Apply TV regularization coupling all dimensions, but process probe positions in sequential groups rather than all at once. For example, with \(255\) diffraction patterns, process positions \(1\)-\(20\) as one group, \(21\)-\(40\) as the next group, and so on.

As the probe scans, its phase and configuration may evolve due to stage drift, defocus changes, or beam instability. Processing in sequential chunks of \(20\)-\(40\) positions captures local probe consistency while adapting to these gradual changes.

Pros: Exploits 4D correlation within probe-consistent regions, computationally tractable, physically motivated

Cons: Chunk boundaries need consideration, requires choosing appropriate chunk size

Approach 4: Spatial patches (4D TV)

Divide datacube into spatial patches (smaller regions of scan positions), then apply full 4D TV within each patch.
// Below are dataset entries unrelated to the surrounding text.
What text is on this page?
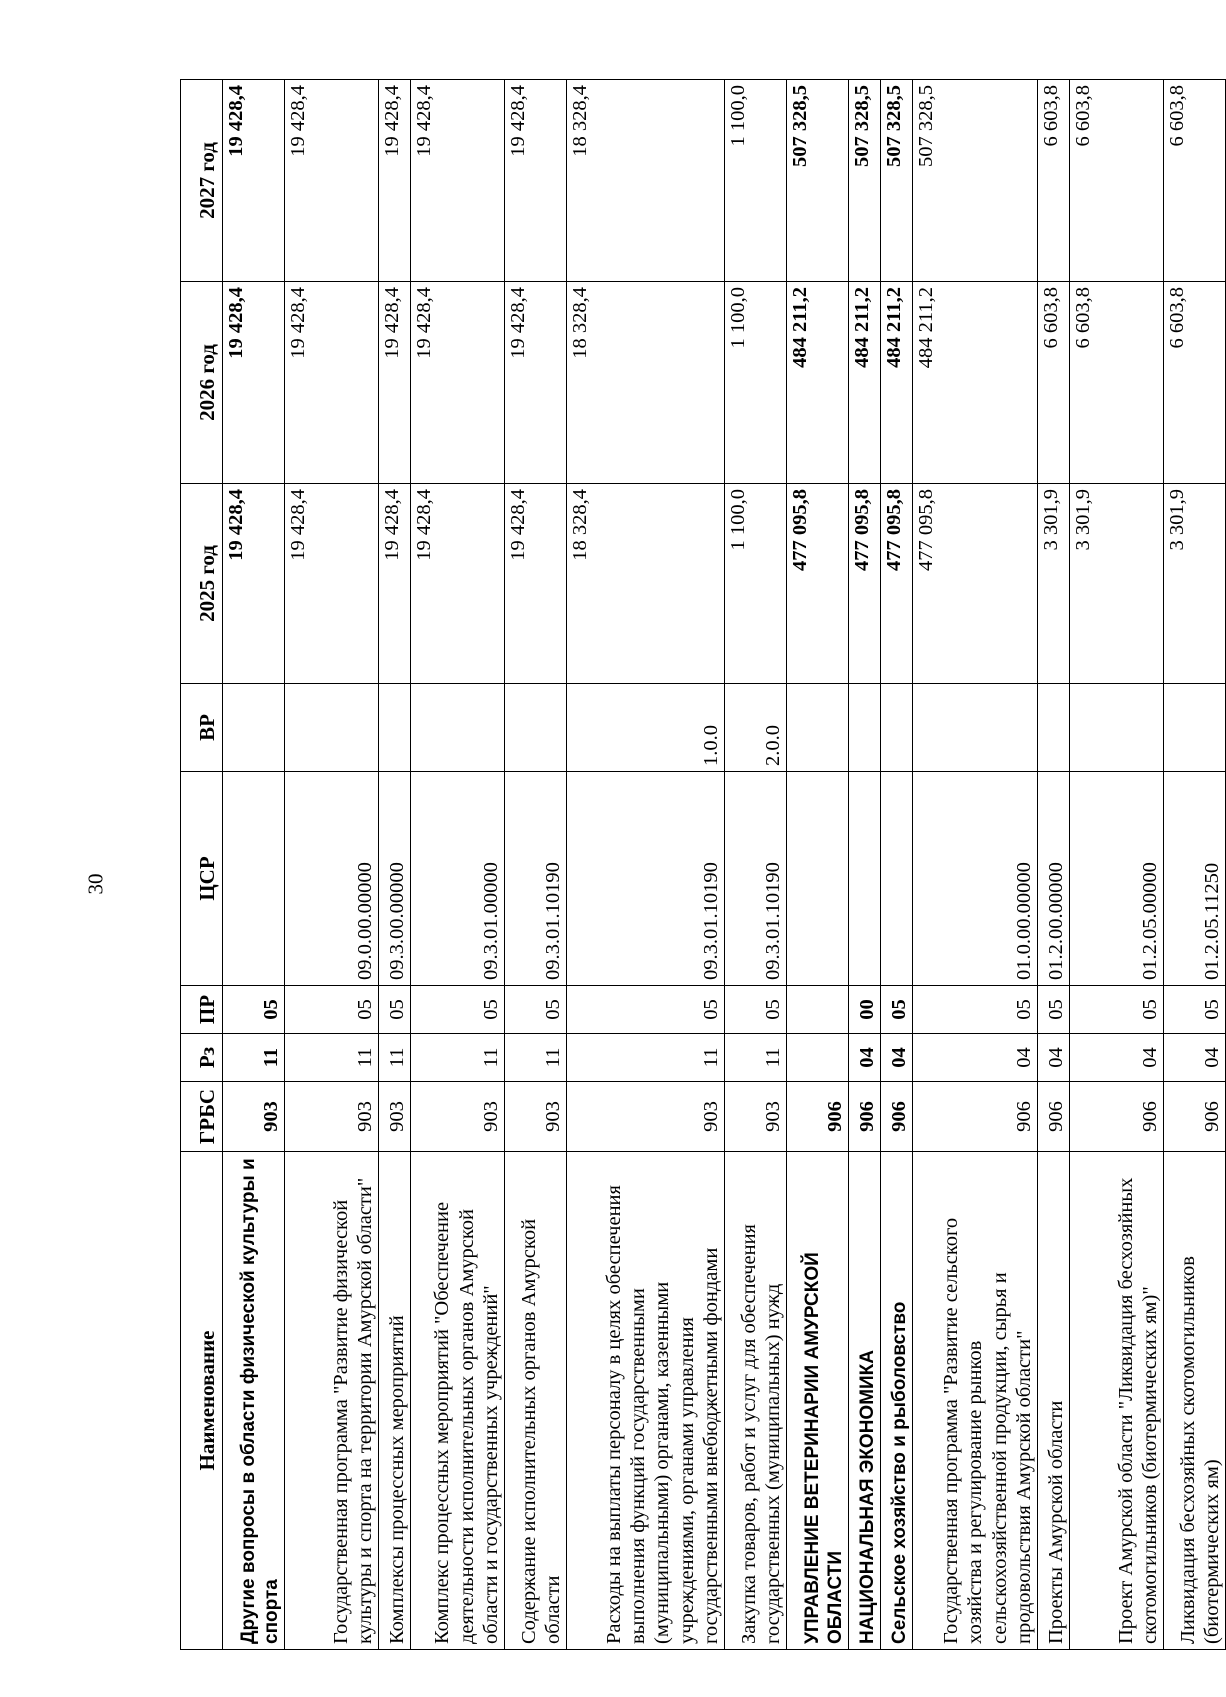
30
Наименование	ГРБС	Рз	ПР	ЦСР	ВР	2025 год	2026 год	2027 год
Другие вопросы в области физической культуры и спорта	903	11	05			19 428,4	19 428,4	19 428,4
Государственная программа "Развитие физической культуры и спорта на территории Амурской области"	903	11	05	09.0.00.00000		19 428,4	19 428,4	19 428,4
Комплексы процессных мероприятий	903	11	05	09.3.00.00000		19 428,4	19 428,4	19 428,4
Комплекс процессных мероприятий "Обеспечение деятельности исполнительных органов Амурской области и государственных учреждений"	903	11	05	09.3.01.00000		19 428,4	19 428,4	19 428,4
Содержание исполнительных органов Амурской области	903	11	05	09.3.01.10190		19 428,4	19 428,4	19 428,4
Расходы на выплаты персоналу в целях обеспечения выполнения функций государственными (муниципальными) органами, казенными учреждениями, органами управления государственными внебюджетными фондами	903	11	05	09.3.01.10190	1.0.0	18 328,4	18 328,4	18 328,4
Закупка товаров, работ и услуг для обеспечения государственных (муниципальных) нужд	903	11	05	09.3.01.10190	2.0.0	1 100,0	1 100,0	1 100,0
УПРАВЛЕНИЕ ВЕТЕРИНАРИИ АМУРСКОЙ ОБЛАСТИ	906					477 095,8	484 211,2	507 328,5
НАЦИОНАЛЬНАЯ ЭКОНОМИКА	906	04	00			477 095,8	484 211,2	507 328,5
Сельское хозяйство и рыболовство	906	04	05			477 095,8	484 211,2	507 328,5
Государственная программа "Развитие сельского хозяйства и регулирование рынков сельскохозяйственной продукции, сырья и продовольствия Амурской области"	906	04	05	01.0.00.00000		477 095,8	484 211,2	507 328,5
Проекты Амурской области	906	04	05	01.2.00.00000		3 301,9	6 603,8	6 603,8
Проект Амурской области "Ликвидация бесхозяйных скотомогильников (биотермических ям)"	906	04	05	01.2.05.00000		3 301,9	6 603,8	6 603,8
Ликвидация бесхозяйных скотомогильников (биотермических ям)	906	04	05	01.2.05.11250		3 301,9	6 603,8	6 603,8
This couples all diffraction pixels \((K_x, K_y)\) with the local scan positions.

Within each \(16 \times 16\) scan patch, full 4D coupling (all diffraction pixels coupled with those \(16 \times 16\) positions) is achieved, but different patches can have different characteristics. This is particularly useful for heterogeneous samples where different regions have different material properties.

Pros: Balances 4D correlation with computational feasibility, adapts to local structure, parallelizable

Cons: Patch boundaries need careful handling (overlap and blend)

Physics-based denoising

Instead of using TV regularization that only assumes smoothness, a physics-based forward model can generate diffraction patterns from a small number of interpretable parameters. By keeping parameter count low while fitting the noisy data, denoising is achieved through the model’s inherent constraints.
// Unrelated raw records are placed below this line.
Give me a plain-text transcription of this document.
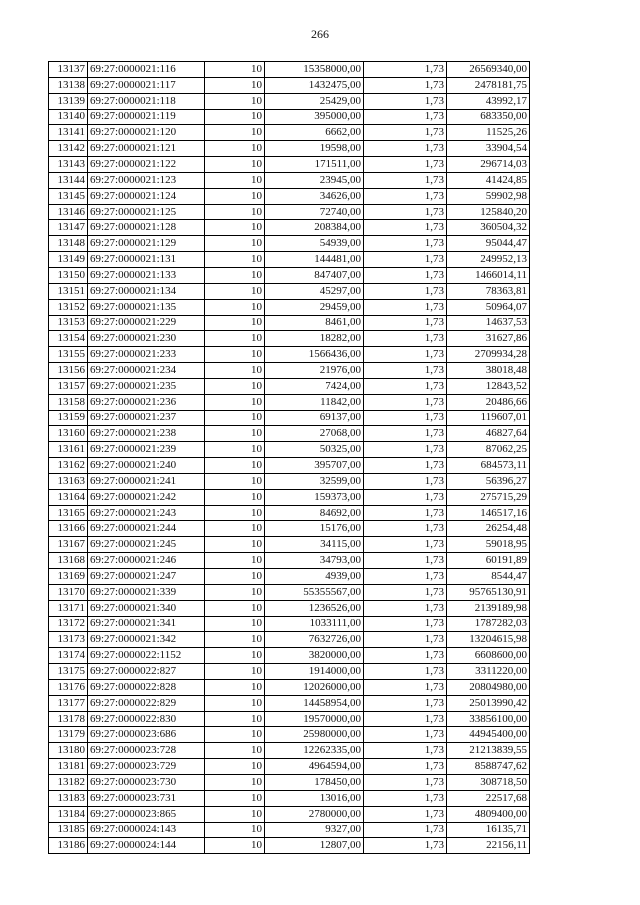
266
13137	69:27:0000021:116	10	15358000,00	1,73	26569340,00
13138	69:27:0000021:117	10	1432475,00	1,73	2478181,75
13139	69:27:0000021:118	10	25429,00	1,73	43992,17
13140	69:27:0000021:119	10	395000,00	1,73	683350,00
13141	69:27:0000021:120	10	6662,00	1,73	11525,26
13142	69:27:0000021:121	10	19598,00	1,73	33904,54
13143	69:27:0000021:122	10	171511,00	1,73	296714,03
13144	69:27:0000021:123	10	23945,00	1,73	41424,85
13145	69:27:0000021:124	10	34626,00	1,73	59902,98
13146	69:27:0000021:125	10	72740,00	1,73	125840,20
13147	69:27:0000021:128	10	208384,00	1,73	360504,32
13148	69:27:0000021:129	10	54939,00	1,73	95044,47
13149	69:27:0000021:131	10	144481,00	1,73	249952,13
13150	69:27:0000021:133	10	847407,00	1,73	1466014,11
13151	69:27:0000021:134	10	45297,00	1,73	78363,81
13152	69:27:0000021:135	10	29459,00	1,73	50964,07
13153	69:27:0000021:229	10	8461,00	1,73	14637,53
13154	69:27:0000021:230	10	18282,00	1,73	31627,86
13155	69:27:0000021:233	10	1566436,00	1,73	2709934,28
13156	69:27:0000021:234	10	21976,00	1,73	38018,48
13157	69:27:0000021:235	10	7424,00	1,73	12843,52
13158	69:27:0000021:236	10	11842,00	1,73	20486,66
13159	69:27:0000021:237	10	69137,00	1,73	119607,01
13160	69:27:0000021:238	10	27068,00	1,73	46827,64
13161	69:27:0000021:239	10	50325,00	1,73	87062,25
13162	69:27:0000021:240	10	395707,00	1,73	684573,11
13163	69:27:0000021:241	10	32599,00	1,73	56396,27
13164	69:27:0000021:242	10	159373,00	1,73	275715,29
13165	69:27:0000021:243	10	84692,00	1,73	146517,16
13166	69:27:0000021:244	10	15176,00	1,73	26254,48
13167	69:27:0000021:245	10	34115,00	1,73	59018,95
13168	69:27:0000021:246	10	34793,00	1,73	60191,89
13169	69:27:0000021:247	10	4939,00	1,73	8544,47
13170	69:27:0000021:339	10	55355567,00	1,73	95765130,91
13171	69:27:0000021:340	10	1236526,00	1,73	2139189,98
13172	69:27:0000021:341	10	1033111,00	1,73	1787282,03
13173	69:27:0000021:342	10	7632726,00	1,73	13204615,98
13174	69:27:0000022:1152	10	3820000,00	1,73	6608600,00
13175	69:27:0000022:827	10	1914000,00	1,73	3311220,00
13176	69:27:0000022:828	10	12026000,00	1,73	20804980,00
13177	69:27:0000022:829	10	14458954,00	1,73	25013990,42
13178	69:27:0000022:830	10	19570000,00	1,73	33856100,00
13179	69:27:0000023:686	10	25980000,00	1,73	44945400,00
13180	69:27:0000023:728	10	12262335,00	1,73	21213839,55
13181	69:27:0000023:729	10	4964594,00	1,73	8588747,62
13182	69:27:0000023:730	10	178450,00	1,73	308718,50
13183	69:27:0000023:731	10	13016,00	1,73	22517,68
13184	69:27:0000023:865	10	2780000,00	1,73	4809400,00
13185	69:27:0000024:143	10	9327,00	1,73	16135,71
13186	69:27:0000024:144	10	12807,00	1,73	22156,11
Rather than having \(512 \times 512 = 262{,}144\) free parameters (one per pixel), parameterize the diffraction pattern using physics:

\[I_{\text{model}}(k_x, k_y) = |\mathcal{F}\{\text{probe}(x,y) \cdot \text{object}(x,y)\}|^2\]

where both probe and object are modeled with far fewer parameters.

Why this denoises:

Dimensionality reduction: \(262{,}144\) noisy measurements compressed to \(10\)-\(100\) physics parameters
Physical constraints: Model can only generate physically reasonable patterns
Regularization through parameterization: Limited expressiveness prevents fitting noise
Interpretable: Parameters have physical meaning (phase gradient, defocus)

Example parameterization:

Object phase (local region):

\[\phi_{\text{object}}(x, y) = \phi_0 + \frac{\partial \phi}{\partial x} \cdot x + \frac{\partial \phi}{\partial y} \cdot y\]

This uses only \(3\) parameters: mean phase \(\phi_0\) and phase gradients \(\frac{\partial \phi}{\partial x}\), \(\frac{\partial \phi}{\partial y}\).

Probe: \(2\)-\(5\) parameters (defocus, astigmatism, probe center position)

Total: \(10\)-\(25\) parameters for \(200{,}000\) measurements provides strong regularization.

Comparison:

TV denoising:

Assumes smoothness only
No physical model required
Very fast (gradient descent on pixels)
Works on any image type
Cannot recover information beyond noise

Physics-based model:

Requires specific physics (wave propagation)
Explicit probe and object models
Slower (nonlinear parameter fitting)
Domain-specific (requires physical understanding)
Can interpolate missing information using physics

Use physics-based models when you need physically meaningful parameters (phase gradients for DPC, strain) or want to enforce specific physical constraints. Use TV when you need clean patterns quickly for downstream analysis without physical interpretation.